A distress warrant was issued by the justice of the peace for the 407th district G. M., Gwinnett County, returnable to the next term of that court. The same was levied by a constable for the 1397th district G. M., said county, which was the district of the defendant’s residence. A counter-affidavit and replevy bond were made, and a’return made to the justice’s court for the 1397th district. A petition for mandamus was filed in Gwinnett superior court, to compel the constable to return the proceedings to the justice’s court for the 407th district. This petition came on for hearing on the first Monday in September, 1925. The court informed the constable, who was defendant in the mandamus proceeding, that he would be notified when the court’s order should be passed therein. Press of work caused the court to fail to do so, and on September 17 the court granted the mandamus absolute. Counsel for one of the parties, upon direction of the court, returned the papers to the justice’s court designated in the mandamus judgment. A petition was filed in the superior court by the other party, to enjoin the sale of any property under a levy by another constable, on the ground that no officer authorized by law had made the return to the proper justice’s court. The petition for injunction alleged, that upon said papers being returned to the justice’s court for the 407th district, without the knowledge of petitioner or his counsel or the constable who made the first service, judgment was rendered on said proceedings, and thereafter a constable for the 407th district levied an execution, based on said judgment, upon property of petitioner; that said judgment was fraudulently procured, because no officer of the law had returned the papers .to the justice’s court which issued them; that there was, however, no authority of law for the justice of the peace to vacate his judgment; and therefore, being without an adequate remedy at law, he prayed an injunction to prevent sale of his property, and that the-judgment of said justice court be declared null and void.
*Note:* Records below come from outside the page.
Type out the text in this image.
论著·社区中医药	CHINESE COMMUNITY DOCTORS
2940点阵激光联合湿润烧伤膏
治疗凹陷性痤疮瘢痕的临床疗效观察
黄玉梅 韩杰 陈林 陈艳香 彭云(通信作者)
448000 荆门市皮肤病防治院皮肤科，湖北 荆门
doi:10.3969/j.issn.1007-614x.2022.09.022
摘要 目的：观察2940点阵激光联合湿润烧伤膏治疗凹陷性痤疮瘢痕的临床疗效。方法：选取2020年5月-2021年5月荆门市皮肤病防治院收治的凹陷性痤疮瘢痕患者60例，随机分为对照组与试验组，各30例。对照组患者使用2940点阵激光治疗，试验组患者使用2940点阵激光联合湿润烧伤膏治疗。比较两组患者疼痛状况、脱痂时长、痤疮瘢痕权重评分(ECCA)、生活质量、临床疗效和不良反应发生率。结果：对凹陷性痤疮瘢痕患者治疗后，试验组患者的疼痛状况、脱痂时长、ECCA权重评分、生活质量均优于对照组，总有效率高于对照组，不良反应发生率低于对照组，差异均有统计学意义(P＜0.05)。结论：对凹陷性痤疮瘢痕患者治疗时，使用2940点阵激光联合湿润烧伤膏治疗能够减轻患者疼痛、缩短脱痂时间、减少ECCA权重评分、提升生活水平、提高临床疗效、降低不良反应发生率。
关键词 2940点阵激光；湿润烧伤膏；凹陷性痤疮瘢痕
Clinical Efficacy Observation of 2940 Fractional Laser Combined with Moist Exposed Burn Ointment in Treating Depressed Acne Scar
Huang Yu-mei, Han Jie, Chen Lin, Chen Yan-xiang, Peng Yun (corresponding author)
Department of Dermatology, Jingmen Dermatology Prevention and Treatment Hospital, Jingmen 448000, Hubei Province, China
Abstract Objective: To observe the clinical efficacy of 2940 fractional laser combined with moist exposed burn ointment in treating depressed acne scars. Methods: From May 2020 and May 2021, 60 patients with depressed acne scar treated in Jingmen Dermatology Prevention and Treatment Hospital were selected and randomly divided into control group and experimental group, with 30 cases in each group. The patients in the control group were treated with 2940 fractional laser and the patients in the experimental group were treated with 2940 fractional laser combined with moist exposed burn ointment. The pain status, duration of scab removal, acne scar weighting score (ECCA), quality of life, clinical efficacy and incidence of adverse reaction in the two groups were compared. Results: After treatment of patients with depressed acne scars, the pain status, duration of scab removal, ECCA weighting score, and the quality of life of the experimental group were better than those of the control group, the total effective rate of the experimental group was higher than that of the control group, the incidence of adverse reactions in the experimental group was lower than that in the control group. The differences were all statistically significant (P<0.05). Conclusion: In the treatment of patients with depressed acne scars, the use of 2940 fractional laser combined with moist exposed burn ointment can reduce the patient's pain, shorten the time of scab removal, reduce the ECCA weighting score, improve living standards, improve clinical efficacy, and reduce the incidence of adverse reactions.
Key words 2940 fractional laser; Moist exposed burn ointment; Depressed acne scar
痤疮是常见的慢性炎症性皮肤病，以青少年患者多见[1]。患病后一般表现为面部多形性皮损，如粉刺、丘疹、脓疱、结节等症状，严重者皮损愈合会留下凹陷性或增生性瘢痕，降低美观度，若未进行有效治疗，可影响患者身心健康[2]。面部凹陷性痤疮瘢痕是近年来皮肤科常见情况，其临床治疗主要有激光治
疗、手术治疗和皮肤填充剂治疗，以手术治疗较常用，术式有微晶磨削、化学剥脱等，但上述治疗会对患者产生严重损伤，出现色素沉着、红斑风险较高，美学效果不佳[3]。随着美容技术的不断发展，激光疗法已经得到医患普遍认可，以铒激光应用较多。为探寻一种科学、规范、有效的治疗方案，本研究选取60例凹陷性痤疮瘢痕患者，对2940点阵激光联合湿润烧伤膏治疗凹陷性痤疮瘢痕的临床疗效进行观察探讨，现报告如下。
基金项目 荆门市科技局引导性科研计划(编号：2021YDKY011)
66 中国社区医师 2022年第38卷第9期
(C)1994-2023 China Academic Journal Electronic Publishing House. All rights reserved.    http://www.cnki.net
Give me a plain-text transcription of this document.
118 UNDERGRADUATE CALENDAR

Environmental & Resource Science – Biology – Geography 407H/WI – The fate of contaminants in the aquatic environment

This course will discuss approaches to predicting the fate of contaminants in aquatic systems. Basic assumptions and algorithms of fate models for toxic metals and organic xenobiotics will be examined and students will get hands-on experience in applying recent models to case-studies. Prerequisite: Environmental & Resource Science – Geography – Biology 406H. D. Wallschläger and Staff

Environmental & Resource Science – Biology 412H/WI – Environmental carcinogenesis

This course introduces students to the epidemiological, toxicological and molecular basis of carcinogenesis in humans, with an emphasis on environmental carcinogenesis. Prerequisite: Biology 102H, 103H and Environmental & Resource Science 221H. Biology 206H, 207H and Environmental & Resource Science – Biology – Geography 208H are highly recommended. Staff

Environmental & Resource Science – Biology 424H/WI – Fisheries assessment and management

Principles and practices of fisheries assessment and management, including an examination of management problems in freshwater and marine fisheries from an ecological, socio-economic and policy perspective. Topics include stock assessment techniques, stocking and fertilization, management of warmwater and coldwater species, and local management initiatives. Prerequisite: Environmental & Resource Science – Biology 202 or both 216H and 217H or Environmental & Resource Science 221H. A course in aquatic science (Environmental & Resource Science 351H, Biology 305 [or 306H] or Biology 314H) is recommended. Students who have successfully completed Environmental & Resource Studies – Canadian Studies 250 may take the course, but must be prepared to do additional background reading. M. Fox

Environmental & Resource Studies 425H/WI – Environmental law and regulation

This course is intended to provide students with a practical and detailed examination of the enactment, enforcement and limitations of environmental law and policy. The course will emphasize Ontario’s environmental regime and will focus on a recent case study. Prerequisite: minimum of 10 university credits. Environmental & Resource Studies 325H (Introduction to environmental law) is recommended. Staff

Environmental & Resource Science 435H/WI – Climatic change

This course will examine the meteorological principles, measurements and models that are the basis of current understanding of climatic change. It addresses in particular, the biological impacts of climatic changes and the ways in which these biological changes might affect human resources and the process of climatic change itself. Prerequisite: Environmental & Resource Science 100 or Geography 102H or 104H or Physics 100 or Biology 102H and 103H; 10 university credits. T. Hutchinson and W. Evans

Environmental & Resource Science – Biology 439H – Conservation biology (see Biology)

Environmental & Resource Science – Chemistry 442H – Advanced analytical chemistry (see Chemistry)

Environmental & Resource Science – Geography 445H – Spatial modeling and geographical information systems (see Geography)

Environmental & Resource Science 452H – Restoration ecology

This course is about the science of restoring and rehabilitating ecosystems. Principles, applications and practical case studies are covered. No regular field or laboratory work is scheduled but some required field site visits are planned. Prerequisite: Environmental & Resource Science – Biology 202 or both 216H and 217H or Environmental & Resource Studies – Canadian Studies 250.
The court granted a restraining order on December 1, 1925, and “made the same permanent” on January 23, 1926, reciting as follows: “On the hearing of the mandamus case . . the court told Spence Holman, constable, the defendant in that case, that the court would notify him when he decided that case, and had overlooked that promise, and failed to comply with the same in the hurry of signing the order on the last day of the following week of the court. Holman had a right to conclude that as the mandamus case was against him . . he was the only one that could return the papers, . . and for that reason neither he nor his counsel were negligent. When the court passed the order making the mandamus absolute, it went beyond its authority when the court told W. L. Nix, Esq., to return the papers to the justice court of the 407th dist. G. M., Gwinnett County, but acting upon this statement from the bench Mr. Nix was perfectly justified in pursuing the course he did.”

W. L. Nix, for plaintiffs in error.

8. M. Ledford and John I. Kelley, contra.